Medicare Answers: Is the Sequestration Order Affecting Medicare?

  • Originally published April 16, 2013 , last updated December 23, 2014
  • Medicare
Medicare Answers: Is the Sequestration Order Affecting Medicare?

If you have a Medicare question you’d like answered, email it to AskRoger@SeniorMarketSales.com.

This week’s question deals with the sequestration order affecting Medicare.

John asks,

How is the sequestration order affecting Medicare?

John,

Do you feel the wind blowing in the senior’s face again from Washington? A series of automatic cuts in federal spending, called sequestration, went into effect March 1. By law, the Medicare cuts didn’t begin until April 1. They include a 2 percent reduction to physicians and other Medicare providers including hospitals. Have we ever heard of sequestration before? Well that word probably not and what it really means is an automatic reduction to federal government spending for a given fiscal year. Medicare being a federal program is included. Back in 1985, they called it the Balanced Budget and Emergency Deficit Control Act, wow that is a mouth full. It was shortened to the Gramm-Rudman- Hollings Act. It effectively lowered Medicare payments by 10 percent. Have you heard of that lately?

Absolutely not!

There is some good news. There won’t be any changes in Medicare benefits, including Part D low-income premium and cost-sharing subsidies and catastrophic subsidy payments. Yes, doctors will still be paid, but not quite as much. Like all Medicare providers, doctors will take a 2 percent cut in payments. That won't please the docs, but let's hope it isn't enough to make yours — or any of them — drop Medicare patients. Hospitals are not thrilled either. Contractual payments to Medicare Advantage plans will be cut by that 2 percent as well.

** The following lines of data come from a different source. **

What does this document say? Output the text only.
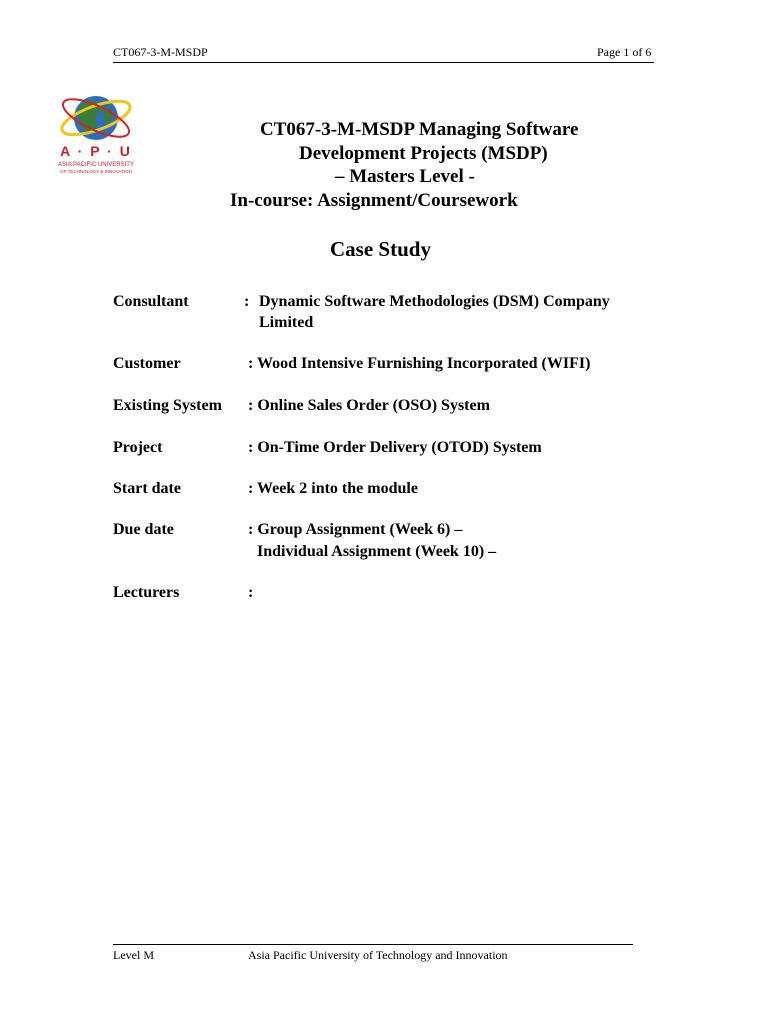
CT067-3-M-MSDP	Page 1 of 6
A · P · U
ASIA PACIFIC UNIVERSITY
OF TECHNOLOGY & INNOVATION
CT067-3-M-MSDP Managing Software
Development Projects (MSDP)
– Masters Level -
In-course: Assignment/Coursework
Case Study
Consultant	: Dynamic Software Methodologies (DSM) Company
Limited
Customer	: Wood Intensive Furnishing Incorporated (WIFI)
Existing System : Online Sales Order (OSO) System
Project	: On-Time Order Delivery (OTOD) System
Start date	: Week 2 into the module
Due date	: Group Assignment (Week 6) –
Individual Assignment (Week 10) –
Lecturers	:
Level M	Asia Pacific University of Technology and Innovation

Keep in mind that a physician or health care provider cannot increase or add charges to the Medicare beneficiary to cover the difference for the reduced Medicare payment. They have agreed to accept the Medicare rate as full payment when they accepted the original Medicare Assignment.

For Medicare Advantage and Part D cuts, it is assumed that the cuts will be reflected in the next month’s payment as well as in CMS annual reconciliation of plan payments. Fortunately, CMS increased the plan’s risk margin by taking into account the possibility of the sequestration for the 2013 calendar year.

Over time Medicare Advantage beneficiaries could see higher premiums should the cuts remain in place. Since Hospitals account for the largest share of Medicare spending, they will have to absorb about 40 percent of the total cuts. Medicare Supplement is unscathed.

As with the Gramm-Rudman- Hollings Act some 28 years ago, this too will blow over.